If you’re a Eurovision tragic like yours truly, you will be well aware that we are heading fast towards Europe’s biggest, campest, most wonderful week of music of the year.

Eurovision is HUGE, and increasingly, many countries are sending their biggest and best along, including the UK which this year has nominated to send along Mae Muller and her super catchy track, “I Wrote a Song”.

An English singer-songwriter who first shot to attention with the 2021 track, “Better Days”, Muller is delivering a song that stands manifestly on its own two legs and which should go down a treat with the song contest’s audience.

Describing how she handled the aftermath of a break-up, which included infidelity and some rather low-life behaviour by her now-spurned romantic partner, Muller says that instead of trashing his home or reputation or licking her wounds at home with litre upon litre of restorative ice cream, she simply wrote a song that cleanly and neatly delineates how her onetime love did her wrong.

It’s lyrically militant in a feistily fun way, original and makes the point far more effectively than anything destructively negative would have done, and it’s a ton of fun to listen to, a danceable slice of revenge that lifts you up instead of tearing you down.

“Nobody” by half·alive

(courtesy official half alive Facebook page)

Hailing from Long Beach, California, Half Alive has a knack for delivering tracks that are harmonically resonant and which have something profoundly good to say.

Take their latest track “Nobody”, which insightfully muses on fame and the fulfillment of ambition:

The more that I grow, the more that I come to know / Yeah, it’s hard to be someone
/ And it hurts to be nobody / Playin’ this game, it’s easy to lose both ways / Yeah, it’s hard to be someone / And it hurts to be nobody

With a musical style that runs the gamut from indie pop through to alternative rock and electropop, and much more besides, Half Alive have crafted a highly likeable track that works its way into your earworm and which gets you thinking too, a rich mix of danceability, harmony and thoughtfulness that adds to a richly-rewarding upbeat pop song.
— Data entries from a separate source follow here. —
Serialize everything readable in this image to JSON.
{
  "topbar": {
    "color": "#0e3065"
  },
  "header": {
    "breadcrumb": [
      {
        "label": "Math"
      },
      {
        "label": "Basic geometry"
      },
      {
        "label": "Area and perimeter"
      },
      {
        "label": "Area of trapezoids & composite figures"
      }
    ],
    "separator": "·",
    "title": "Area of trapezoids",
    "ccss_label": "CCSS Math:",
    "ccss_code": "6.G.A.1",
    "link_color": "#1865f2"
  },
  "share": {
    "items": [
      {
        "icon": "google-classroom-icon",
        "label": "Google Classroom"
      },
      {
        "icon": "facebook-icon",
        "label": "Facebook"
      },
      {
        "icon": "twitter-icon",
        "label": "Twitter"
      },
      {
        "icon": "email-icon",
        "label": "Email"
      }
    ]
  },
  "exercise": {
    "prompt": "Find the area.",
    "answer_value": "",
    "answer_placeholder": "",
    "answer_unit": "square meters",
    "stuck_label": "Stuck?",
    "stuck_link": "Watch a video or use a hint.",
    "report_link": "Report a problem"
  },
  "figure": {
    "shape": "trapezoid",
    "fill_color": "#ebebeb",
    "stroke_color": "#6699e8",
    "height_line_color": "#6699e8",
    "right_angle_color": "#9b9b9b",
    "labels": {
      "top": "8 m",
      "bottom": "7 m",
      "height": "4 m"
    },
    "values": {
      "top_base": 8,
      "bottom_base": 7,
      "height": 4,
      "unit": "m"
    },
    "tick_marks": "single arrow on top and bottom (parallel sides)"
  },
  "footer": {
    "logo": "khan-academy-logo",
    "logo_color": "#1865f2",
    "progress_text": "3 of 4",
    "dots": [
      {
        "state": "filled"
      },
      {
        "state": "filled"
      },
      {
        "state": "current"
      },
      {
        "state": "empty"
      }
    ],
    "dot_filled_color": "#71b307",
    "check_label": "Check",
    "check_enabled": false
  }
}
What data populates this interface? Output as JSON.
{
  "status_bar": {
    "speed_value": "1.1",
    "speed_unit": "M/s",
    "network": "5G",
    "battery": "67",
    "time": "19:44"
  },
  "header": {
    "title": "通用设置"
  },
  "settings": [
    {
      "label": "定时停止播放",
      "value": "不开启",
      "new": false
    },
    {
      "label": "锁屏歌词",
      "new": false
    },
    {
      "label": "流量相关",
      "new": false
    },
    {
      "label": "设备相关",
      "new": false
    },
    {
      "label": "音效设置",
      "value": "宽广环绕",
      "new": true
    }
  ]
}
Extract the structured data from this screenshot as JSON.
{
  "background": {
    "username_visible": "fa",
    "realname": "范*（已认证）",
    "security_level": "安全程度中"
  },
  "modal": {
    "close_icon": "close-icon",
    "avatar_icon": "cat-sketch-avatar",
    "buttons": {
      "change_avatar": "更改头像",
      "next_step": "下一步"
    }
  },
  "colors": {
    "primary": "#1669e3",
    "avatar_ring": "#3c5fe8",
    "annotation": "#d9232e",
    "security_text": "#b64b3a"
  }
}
“So Hard, So Hot” by Alison Goldfrapp

Bursting forth from the collective that was Goldrapp to do her own thing, Alison Goldrfrapp has happily not strayed too far from the melody-rich, ethereal pop that made her a household name in richly quirky electropop.

Possessing a whole distinctive sound all her own, the artist has released “So Hard So Hot”, drawn from her upcoming album The Love Invention, which according to its media release, refers to a “machine or pill that gives you a feeling of complete euphoria” (Stereogum).

The track, notes Consequence Sound, “mixes disco vibes and a more contemporary, bass-driven sound” and heralds what is unbelievably the artist first solo foray.

It’s certainly a hell of a way to announce your arrival sans bandmates, and it comes with a gloriously colourful and trippy music video that matches the breathy remove of the song perfectly.

“Raincatchers” by Birdy

(courtesy official Birdy Facebook page)

With a sound happily reminiscent of Kate Bush and Annie Lennox combined, English singer-songwriter Birdy aka Jasmine Lucilla Elizabeth Jennifer van den Bogaerde has crafted a wholly ethereal piece of gorgeous pop in “Raincatchers”.

Breathtakingly beautiful musically and lyrically, and anchored by vocals that bring the whole song resonantly alive in epic cinematic terms, “Raincatchers” has an escapist element to it that makes listening to it feel a trip to somewhere utterly removed from the day-to-day.

Lifted from her forthcoming fifth album, Portraits, there was conjecture at one point that the song heralded an imminent announcement that Birdy was going to represent the UK at the Eurovision Song Contest with a song that lead Eurovision blog, Wiwibloggs, found appealingly catchy.

‘Raincatchers’ has a dramatic orchestral opening before going all ’80s alt-pop. Birdy seems to sing about a past love who made her worries disappear. Any angst and upset would flow away like rainwater, down a gutter and into a raincatcher.

While Mae Muller ultimately got the Eurovision gig, you can imagine this song soaring in that world, possessing the sort of emotional intensity, lyrical meaningfulness and arresting musical presence that always do well when the world’s biggest musical contest struts its stuff.